The FilterOpticalCharacterRecognition is a pluggable filter that extracts text from image frames using Optical Character Recognition (OCR). It supports multiple OCR backends and offers flexible configuration for language support, output, and debug logging.

FeaturesDirect link to Features

Dual OCR Engine Support
Choose between:
- tesseract
- easyocr
  Configure with the ocr_engine parameter.
Multi-language OCR
Use the ocr_language option to specify one or more language codes (e.g., en,fr).
Multi-topic Processing
- Process multiple video regions simultaneously using pub/sub topics
- Filter frames by topic using topic_pattern regex
- Exclude specific topics using exclude_topics list
- Support for exact topic names or regex patterns in exclusions
- Main-first output ordering - ensures consistent topic structure
Flexible Output Options
- Write results to JSON file (configurable via write_output_file)
- Forward OCR results in frame metadata (configurable via forward_ocr_texts)
- Results are written to output_json_path as newline-delimited JSON
- Data forwarding - forwards non-image frames when forward_upstream_data is enabled
Debug Mode
Enabling debug: true will increase logging verbosity for troubleshooting and transparency.
Frame-level Skipping
Add the metadata flag skip_ocr: true to individual frames to bypass OCR processing.
Custom Tesseract Path
You can specify a custom tesseract_cmd binary path if using the Tesseract engine (defaults to a bundled AppImage).
Safe Streaming Output
Results are flushed to disk immediately after processing each frame.

Note
This may lead to heavy I/O operations. A configurable flushing strategy is planned for future releases.

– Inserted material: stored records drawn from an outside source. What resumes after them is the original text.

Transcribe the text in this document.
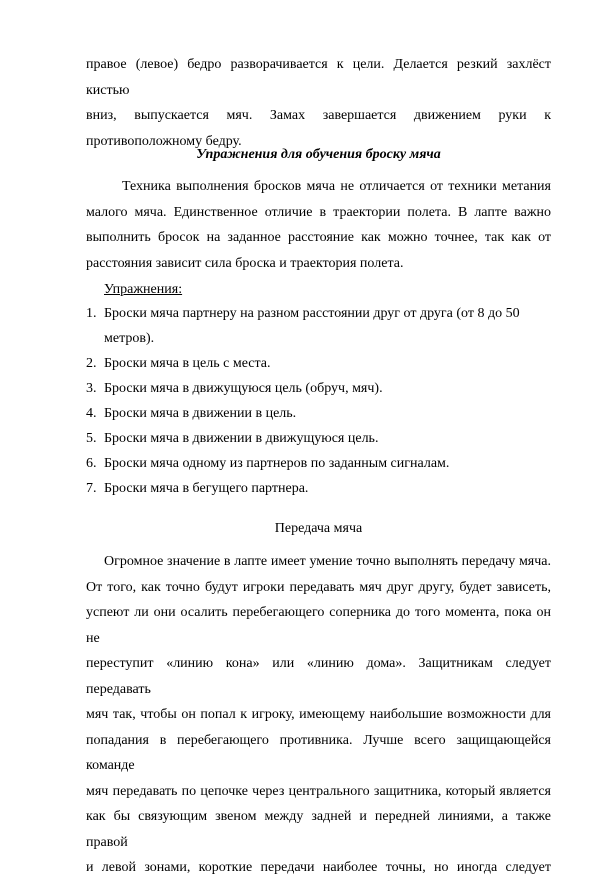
правое (левое) бедро разворачивается к цели. Делается резкий захлёст кистью
вниз, выпускается мяч. Замах завершается движением руки к
противоположному бедру.
Упражнения для обучения броску мяча
Техника выполнения бросков мяча не отличается от техники метания
малого мяча. Единственное отличие в траектории полета. В лапте важно
выполнить бросок на заданное расстояние как можно точнее, так как от
расстояния зависит сила броска и траектория полета.
Упражнения:
1. Броски мяча партнеру на разном расстоянии друг от друга (от 8 до 50
метров).
2. Броски мяча в цель с места.
3. Броски мяча в движущуюся цель (обруч, мяч).
4. Броски мяча в движении в цель.
5. Броски мяча в движении в движущуюся цель.
6. Броски мяча одному из партнеров по заданным сигналам.
7. Броски мяча в бегущего партнера.
Передача мяча
Огромное значение в лапте имеет умение точно выполнять передачу мяча.
От того, как точно будут игроки передавать мяч друг другу, будет зависеть,
успеют ли они осалить перебегающего соперника до того момента, пока он не
переступит «линию кона» или «линию дома». Защитникам следует передавать
мяч так, чтобы он попал к игроку, имеющему наибольшие возможности для
попадания в перебегающего противника. Лучше всего защищающейся команде
мяч передавать по цепочке через центрального защитника, который является
как бы связующим звеном между задней и передней линиями, а также правой
и левой зонами, короткие передачи наиболее точны, но иногда следует
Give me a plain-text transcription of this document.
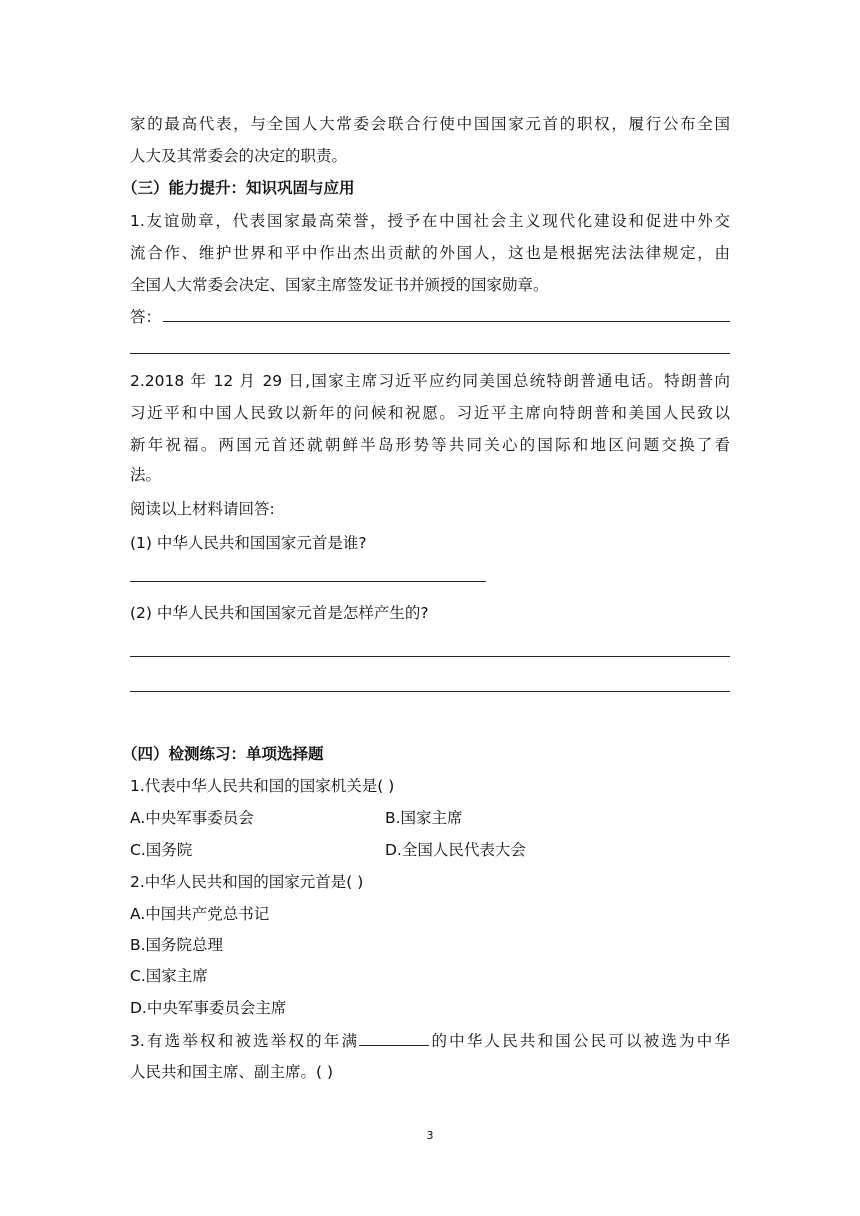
家的最高代表，与全国人大常委会联合行使中国国家元首的职权，履行公布全国
人大及其常委会的决定的职责。
（三）能力提升：知识巩固与应用
1.友谊勋章，代表国家最高荣誉，授予在中国社会主义现代化建设和促进中外交
流合作、维护世界和平中作出杰出贡献的外国人，这也是根据宪法法律规定，由
全国人大常委会决定、国家主席签发证书并颁授的国家勋章。
答：
2.2018 年 12 月 29 日,国家主席习近平应约同美国总统特朗普通电话。特朗普向
习近平和中国人民致以新年的问候和祝愿。习近平主席向特朗普和美国人民致以
新年祝福。两国元首还就朝鲜半岛形势等共同关心的国际和地区问题交换了看
法。
阅读以上材料请回答:
(1) 中华人民共和国国家元首是谁?
(2) 中华人民共和国国家元首是怎样产生的?
（四）检测练习：单项选择题
1.代表中华人民共和国的国家机关是( )
A.中央军事委员会	B.国家主席
C.国务院	D.全国人民代表大会
2.中华人民共和国的国家元首是( )
A.中国共产党总书记
B.国务院总理
C.国家主席
D.中央军事委员会主席
3.有选举权和被选举权的年满	的中华人民共和国公民可以被选为中华
人民共和国主席、副主席。( )
3
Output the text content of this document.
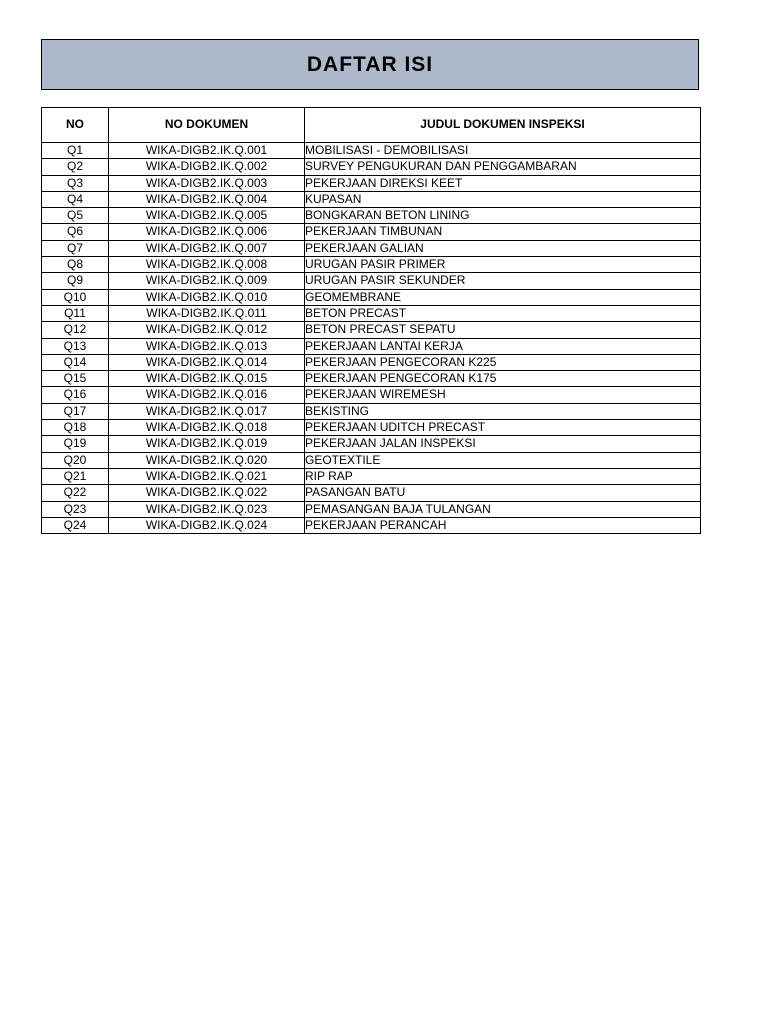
DAFTAR ISI
NO	NO DOKUMEN	JUDUL DOKUMEN INSPEKSI
Q1	WIKA-DIGB2.IK.Q.001	MOBILISASI - DEMOBILISASI
Q2	WIKA-DIGB2.IK.Q.002	SURVEY PENGUKURAN DAN PENGGAMBARAN
Q3	WIKA-DIGB2.IK.Q.003	PEKERJAAN DIREKSI KEET
Q4	WIKA-DIGB2.IK.Q.004	KUPASAN
Q5	WIKA-DIGB2.IK.Q.005	BONGKARAN BETON LINING
Q6	WIKA-DIGB2.IK.Q.006	PEKERJAAN TIMBUNAN
Q7	WIKA-DIGB2.IK.Q.007	PEKERJAAN GALIAN
Q8	WIKA-DIGB2.IK.Q.008	URUGAN PASIR PRIMER
Q9	WIKA-DIGB2.IK.Q.009	URUGAN PASIR SEKUNDER
Q10	WIKA-DIGB2.IK.Q.010	GEOMEMBRANE
Q11	WIKA-DIGB2.IK.Q.011	BETON PRECAST
Q12	WIKA-DIGB2.IK.Q.012	BETON PRECAST SEPATU
Q13	WIKA-DIGB2.IK.Q.013	PEKERJAAN LANTAI KERJA
Q14	WIKA-DIGB2.IK.Q.014	PEKERJAAN PENGECORAN K225
Q15	WIKA-DIGB2.IK.Q.015	PEKERJAAN PENGECORAN K175
Q16	WIKA-DIGB2.IK.Q.016	PEKERJAAN WIREMESH
Q17	WIKA-DIGB2.IK.Q.017	BEKISTING
Q18	WIKA-DIGB2.IK.Q.018	PEKERJAAN UDITCH PRECAST
Q19	WIKA-DIGB2.IK.Q.019	PEKERJAAN JALAN INSPEKSI
Q20	WIKA-DIGB2.IK.Q.020	GEOTEXTILE
Q21	WIKA-DIGB2.IK.Q.021	RIP RAP
Q22	WIKA-DIGB2.IK.Q.022	PASANGAN BATU
Q23	WIKA-DIGB2.IK.Q.023	PEMASANGAN BAJA TULANGAN
Q24	WIKA-DIGB2.IK.Q.024	PEKERJAAN PERANCAH
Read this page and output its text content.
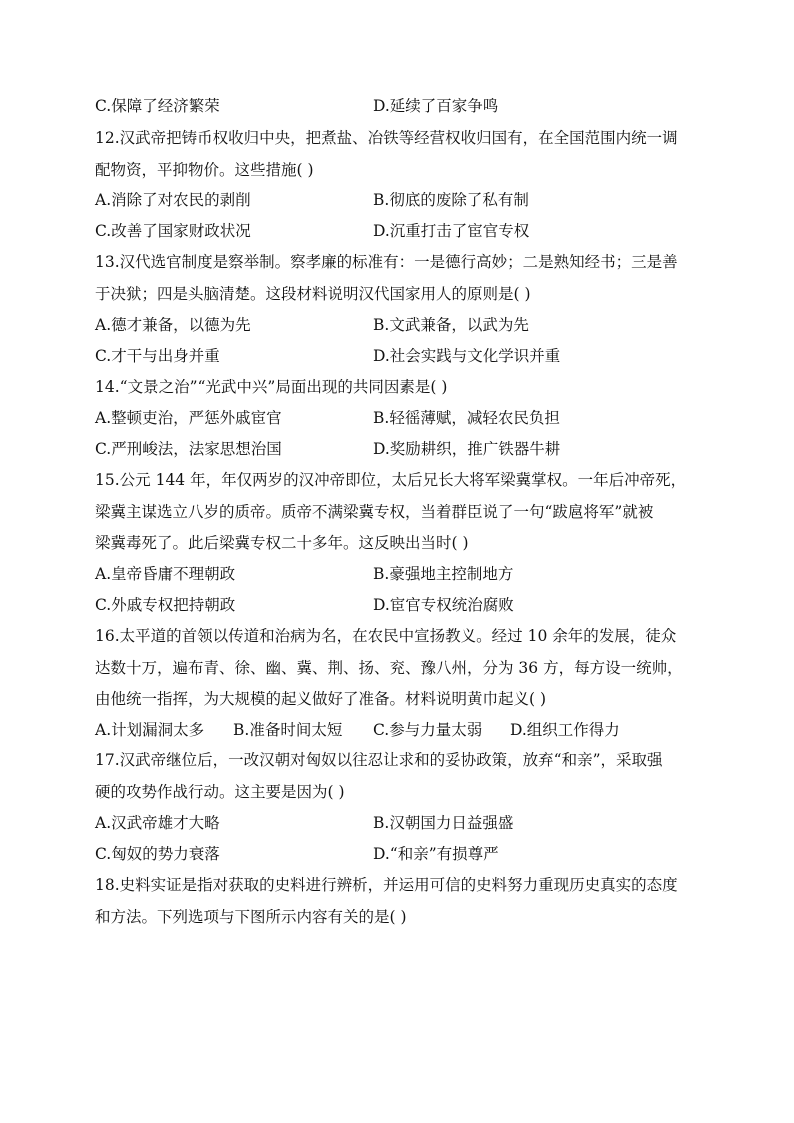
C.保障了经济繁荣	D.延续了百家争鸣
12.汉武帝把铸币权收归中央，把煮盐、冶铁等经营权收归国有，在全国范围内统一调
配物资，平抑物价。这些措施( )
A.消除了对农民的剥削	B.彻底的废除了私有制
C.改善了国家财政状况	D.沉重打击了宦官专权
13.汉代选官制度是察举制。察孝廉的标准有：一是德行高妙；二是熟知经书；三是善
于决狱；四是头脑清楚。这段材料说明汉代国家用人的原则是( )
A.德才兼备，以德为先	B.文武兼备，以武为先
C.才干与出身并重	D.社会实践与文化学识并重
14.“文景之治”“光武中兴”局面出现的共同因素是( )
A.整顿吏治，严惩外戚宦官	B.轻徭薄赋，减轻农民负担
C.严刑峻法，法家思想治国	D.奖励耕织，推广铁器牛耕
15.公元 144 年，年仅两岁的汉冲帝即位，太后兄长大将军梁冀掌权。一年后冲帝死，
梁冀主谋选立八岁的质帝。质帝不满梁冀专权，当着群臣说了一句“跋扈将军”就被
梁冀毒死了。此后梁冀专权二十多年。这反映出当时( )
A.皇帝昏庸不理朝政	B.豪强地主控制地方
C.外戚专权把持朝政	D.宦官专权统治腐败
16.太平道的首领以传道和治病为名，在农民中宣扬教义。经过 10 余年的发展，徒众
达数十万，遍布青、徐、幽、冀、荆、扬、兖、豫八州，分为 36 方，每方设一统帅，
由他统一指挥，为大规模的起义做好了准备。材料说明黄巾起义( )
A.计划漏洞太多 B.准备时间太短 C.参与力量太弱 D.组织工作得力
17.汉武帝继位后，一改汉朝对匈奴以往忍让求和的妥协政策，放弃“和亲”，采取强
硬的攻势作战行动。这主要是因为( )
A.汉武帝雄才大略	B.汉朝国力日益强盛
C.匈奴的势力衰落	D.“和亲”有损尊严
18.史料实证是指对获取的史料进行辨析，并运用可信的史料努力重现历史真实的态度
和方法。下列选项与下图所示内容有关的是( )
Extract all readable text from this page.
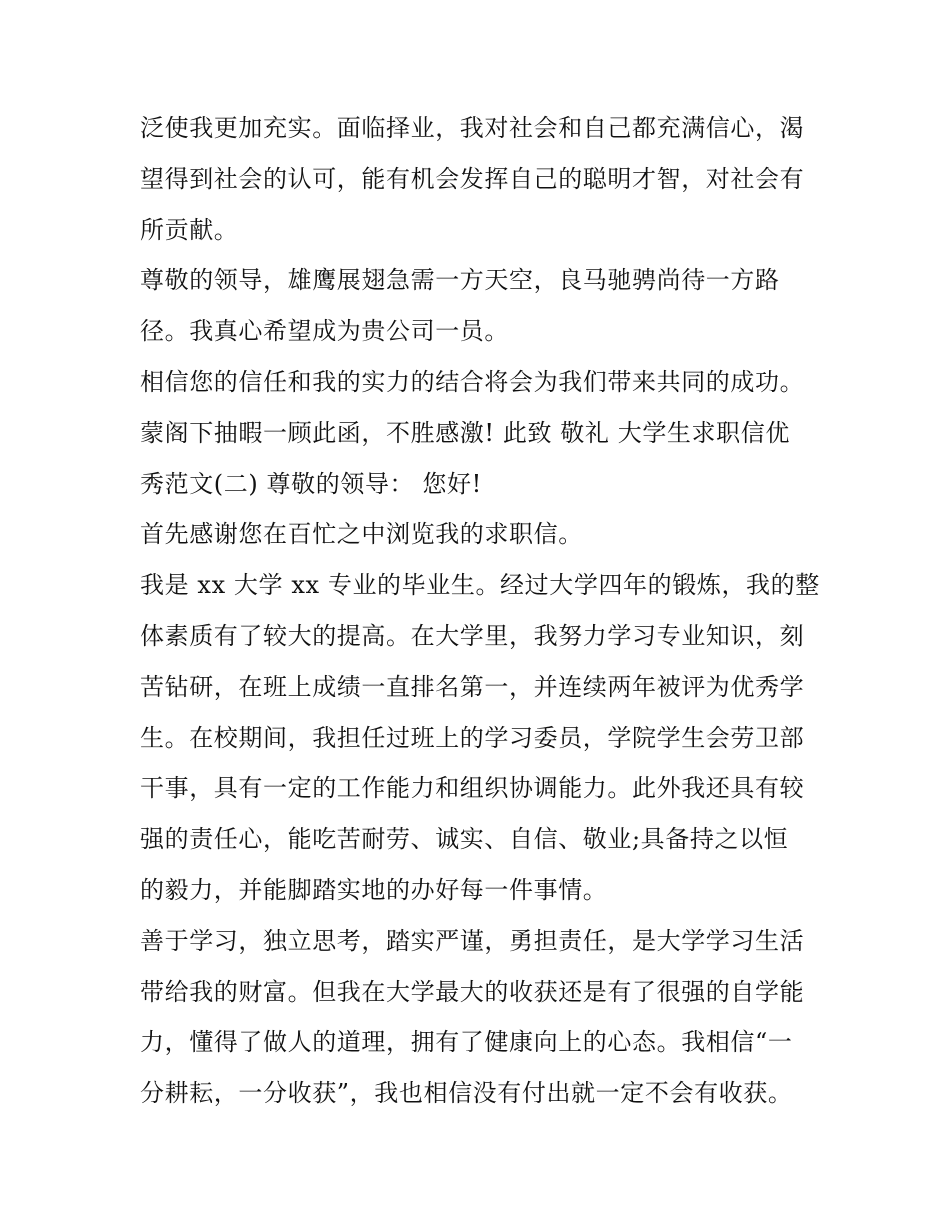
泛使我更加充实。面临择业，我对社会和自己都充满信心，渴
望得到社会的认可，能有机会发挥自己的聪明才智，对社会有
所贡献。
尊敬的领导，雄鹰展翅急需一方天空，良马驰骋尚待一方路
径。我真心希望成为贵公司一员。
相信您的信任和我的实力的结合将会为我们带来共同的成功。
蒙阁下抽暇一顾此函，不胜感激! 此致 敬礼 大学生求职信优
秀范文(二) 尊敬的领导： 您好!
首先感谢您在百忙之中浏览我的求职信。
我是 xx 大学 xx 专业的毕业生。经过大学四年的锻炼，我的整
体素质有了较大的提高。在大学里，我努力学习专业知识，刻
苦钻研，在班上成绩一直排名第一，并连续两年被评为优秀学
生。在校期间，我担任过班上的学习委员，学院学生会劳卫部
干事，具有一定的工作能力和组织协调能力。此外我还具有较
强的责任心，能吃苦耐劳、诚实、自信、敬业;具备持之以恒
的毅力，并能脚踏实地的办好每一件事情。
善于学习，独立思考，踏实严谨，勇担责任，是大学学习生活
带给我的财富。但我在大学最大的收获还是有了很强的自学能
力，懂得了做人的道理，拥有了健康向上的心态。我相信“一
分耕耘，一分收获”，我也相信没有付出就一定不会有收获。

Example OutputDirect link to Example Output

Each processed frame will produce a JSON line similar to:

{
  "topic": "camera",
  "frame_id": "abc123",
  "texts": ["Detected text line 1", "Detected text line 2"]
}

When forwarding results in metadata, they are stored under the ocr_texts key in the frame metadata, with topics as keys:

{
  "meta": {
    "ocr_texts": {
      "camera": ["Detected text line 1", "Detected text line 2"],
      "thermal": ["Temperature: 25°C"]
    }
  }
}

When to UseDirect link to When to Use

This filter is ideal for any pipeline that requires reading printed or handwritten text from images, such as:

Scanned documents
Signboards or product packaging in photos
Scene text in videos
Multi-camera systems with different text sources

Configuration ReferenceDirect link to Configuration Reference

Key	Type	Default	Description
`ocr_engine`	`string`	`"easyocr"`	OCR engine to use: `"tesseract"` or `"easyocr"`
`ocr_language`	`string[]`	`["en"]`	List of language codes for OCR
`output_json_path`	`string`	`"./output/ocr_results.json"`	Path to save output results
`debug`	`boolean`	`false`	Enable debug logging
`tesseract_cmd`	`string`	Packaged AppImage path	Path to Tesseract binary
`forward_ocr_texts`	`boolean`	`true`	Whether to forward OCR results in frame metadata
`write_output_file`	`boolean`	`false`	Whether to write results to output file
`topic_pattern`	`string`	`null`	Regex pattern to match topic names
`exclude_topics`	`string[]`	`[]`	List of topics to exclude from OCR processing
`forward_upstream_data`	`boolean`	`true`	Whether to forward non-image frames through the pipeline

Environment VariablesDirect link to Environment Variables

All configuration options can be overridden using environment variables with the prefix FILTER_. For example:

FILTER_OCR_ENGINE
FILTER_OCR_LANGUAGE
FILTER_DEBUG
FILTER_TOPIC_PATTERN
FILTER_EXCLUDE_TOPICS
FILTER_FORWARD_UPSTREAM_DATA

Boolean values should be set to "true" or "false" (case-insensitive). List values should be comma-separated strings.